Revenue property in Victoria: invest for success
When you look at investing in a revenue property in Victoria, there are many variables to consider. Tom Hopper is a seasoned, savvy, and experienced Victoria real estate professional. He can offer many hard-won insights into revenue property investment in Victoria, and advises his clients to go into their transaction with eyes wide open.
“You have to be prepared to be a landlord,” Tom advises. “It can be problematic (a lot of work). There are risks. Sometimes it goes fantastically, sometimes it does not.” By following Tom’s advice, however, both experienced and novice investors are thrilled with the success and profitability of their Victoria revenue properties.
Long-term rental investment: Rental restrictions have now been eliminated.
You can no longer restrict any strata owner from renting their property but please check with the updated rules. [1]
There are still a few things to be aware of:
- Rental restrictions are removed for all stratas except for 55+ stratas and leasehold stratas (the land the strata occupies is leased, you never own the land)
- The default minimum period for rentals is now 30 days but a strata may have by-laws requiring longer terms… 60 days or longer
In addition some stratas have been thumbing their nose at these new rules. They probably won’t win that battle but please avoid these stratas for rentals. Be sure to check the rental restrictions and make sure it is allowed in their by-laws if you are planning on renting. The last thing you need to do is be in the middle of a lawsuit against the strata.
Crunch the numbers for revenue property success
If you’re leveraging other assets to run a revenue property as an investment, your mortgage interest will be tax-deductible. It’s a much different financial equation than buying a primary residence. “If you live there, you can put down as little as 5% depending on the house price.” Tom explains. “But if you’re not going to live there, traditionally, you need 20% down.”
He counsels all of his revenue property clients to crunch those numbers. “What do I need to put down at ‘x’ amount of rent for this place to pay for itself?” He advises them to ask. “If you have a $500,000 property, and put $100,000 down, carrying a $400,000 mortgage, ask, ‘What’s the average rent? What do I need to put down in order for this to cash-flow itself?’”

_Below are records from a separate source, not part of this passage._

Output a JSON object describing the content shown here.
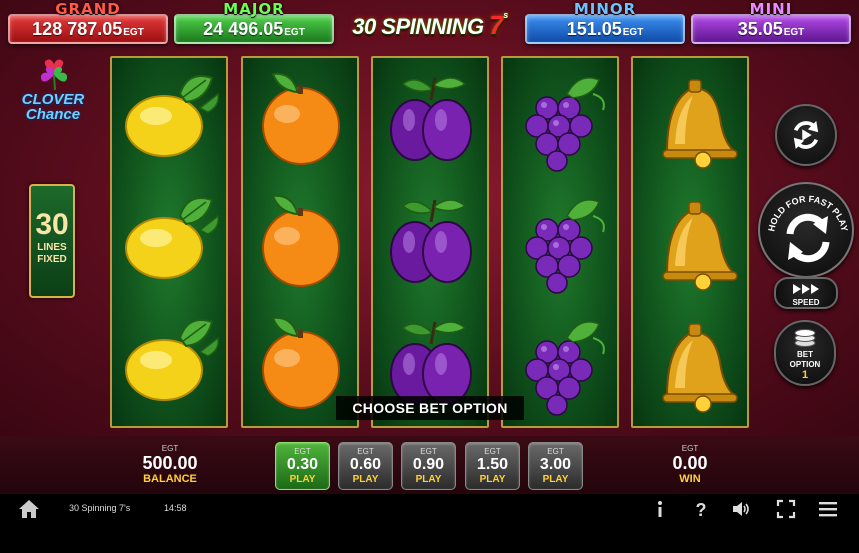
{
  "jackpots": {
    "grand": {
      "name": "GRAND",
      "value": "128 787.05",
      "currency": "EGT"
    },
    "major": {
      "name": "MAJOR",
      "value": "24 496.05",
      "currency": "EGT"
    },
    "minor": {
      "name": "MINOR",
      "value": "151.05",
      "currency": "EGT"
    },
    "mini": {
      "name": "MINI",
      "value": "35.05",
      "currency": "EGT"
    }
  },
  "title": {
    "text": "30 SPINNING",
    "seven": "7",
    "suffix": "s"
  },
  "logo": {
    "line1": "CLOVER",
    "line2": "Chance"
  },
  "lines": {
    "number": "30",
    "label1": "LINES",
    "label2": "FIXED"
  },
  "reels": [
    {
      "symbols": [
        "lemon",
        "lemon",
        "lemon"
      ]
    },
    {
      "symbols": [
        "orange",
        "orange",
        "orange"
      ]
    },
    {
      "symbols": [
        "plum",
        "plum",
        "plum"
      ]
    },
    {
      "symbols": [
        "grapes",
        "grapes",
        "grapes"
      ]
    },
    {
      "symbols": [
        "bell",
        "bell",
        "bell"
      ]
    }
  ],
  "controls": {
    "spin_arc_text": "HOLD FOR FAST PLAY",
    "speed_label": "SPEED",
    "bet_option_label1": "BET",
    "bet_option_label2": "OPTION",
    "bet_option_value": "1"
  },
  "choose_bet": "CHOOSE BET OPTION",
  "balance": {
    "currency": "EGT",
    "value": "500.00",
    "label": "BALANCE"
  },
  "win": {
    "currency": "EGT",
    "value": "0.00",
    "label": "WIN"
  },
  "bets": [
    {
      "currency": "EGT",
      "amount": "0.30",
      "label": "PLAY",
      "active": true
    },
    {
      "currency": "EGT",
      "amount": "0.60",
      "label": "PLAY",
      "active": false
    },
    {
      "currency": "EGT",
      "amount": "0.90",
      "label": "PLAY",
      "active": false
    },
    {
      "currency": "EGT",
      "amount": "1.50",
      "label": "PLAY",
      "active": false
    },
    {
      "currency": "EGT",
      "amount": "3.00",
      "label": "PLAY",
      "active": false
    }
  ],
  "footer": {
    "game_name": "30 Spinning 7's",
    "time": "14:58",
    "icons": [
      "home-icon",
      "info-icon",
      "help-icon",
      "sound-icon",
      "fullscreen-icon",
      "menu-icon"
    ]
  }
}
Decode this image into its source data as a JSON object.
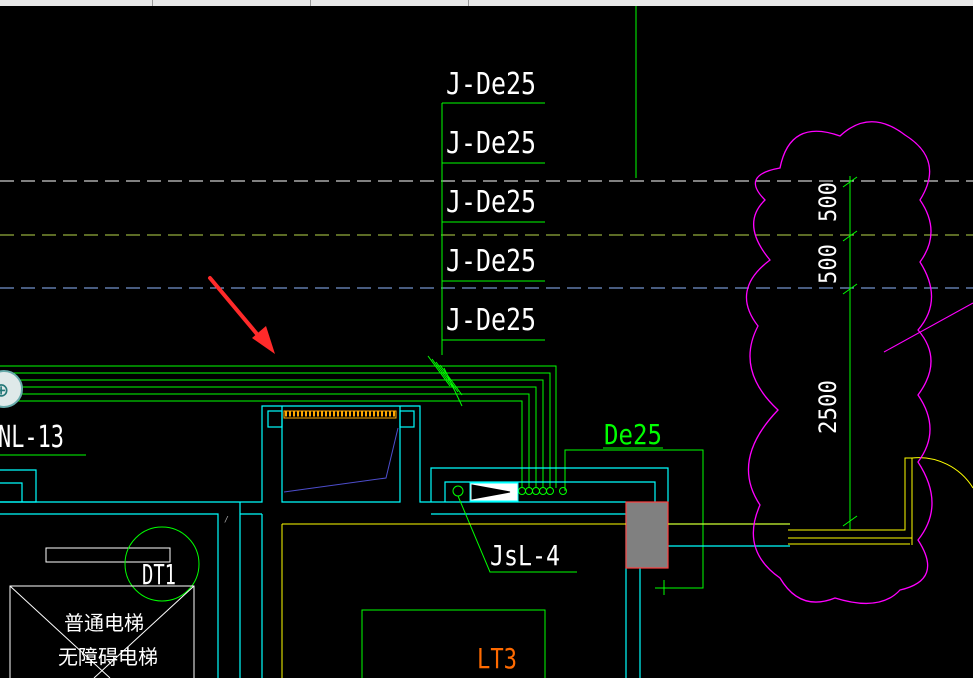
{
  "drawing": {
    "pipe_labels": [
      "J-De25",
      "J-De25",
      "J-De25",
      "J-De25",
      "J-De25"
    ],
    "riser_label": "De25",
    "pipe_id": "NL-13",
    "fixture_label": "JsL-4",
    "stair_label": "LT3",
    "elevator_id": "DT1",
    "elevator_note_1": "普通电梯",
    "elevator_note_2": "无障碍电梯",
    "dim_1": "500",
    "dim_2": "500",
    "dim_3": "2500"
  },
  "colors": {
    "background": "#000000",
    "pipe": "#00ff00",
    "wall": "#00ffff",
    "slab": "#ffff00",
    "revision_cloud": "#ff00ff",
    "annotation_arrow": "#ff2a2a",
    "text": "#ffffff",
    "stair_text": "#ff6a00",
    "column_fill": "#808080"
  }
}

The basic idea, Tom says, is to invest the minimum amount you can put down in order for the unit to cash-flow itself. “That’s the perfect investment. After you put your deposit down, what do you need? Strata fees, repairs, taxes, management company… with all of that, what will it take to get that overhead covered? That’s what I can help people with.”
Victoria sells itself as a revenue property investment
In Victoria, current demand for rentals— both short and long-term— is so high, “if you put a place up for rent and it’s any good, you’ll get so many applications,” says Tom. “It’s a landlord’s market. It’s a good time to be buying investment properties in Victoria.”
Many investors are keeping a sharp eye on a shifting regional property market. Multiple bids on listings are getting less common, and prices are stabilizing— even falling. [2] This is great news for those looking to invest in revenue properties. “With the cooling of the market, as housing prices come down, rental rates will not come down proportionately. They will stay high,” Tom explains. So the cost-to-benefit ratio is getting better and better for investors.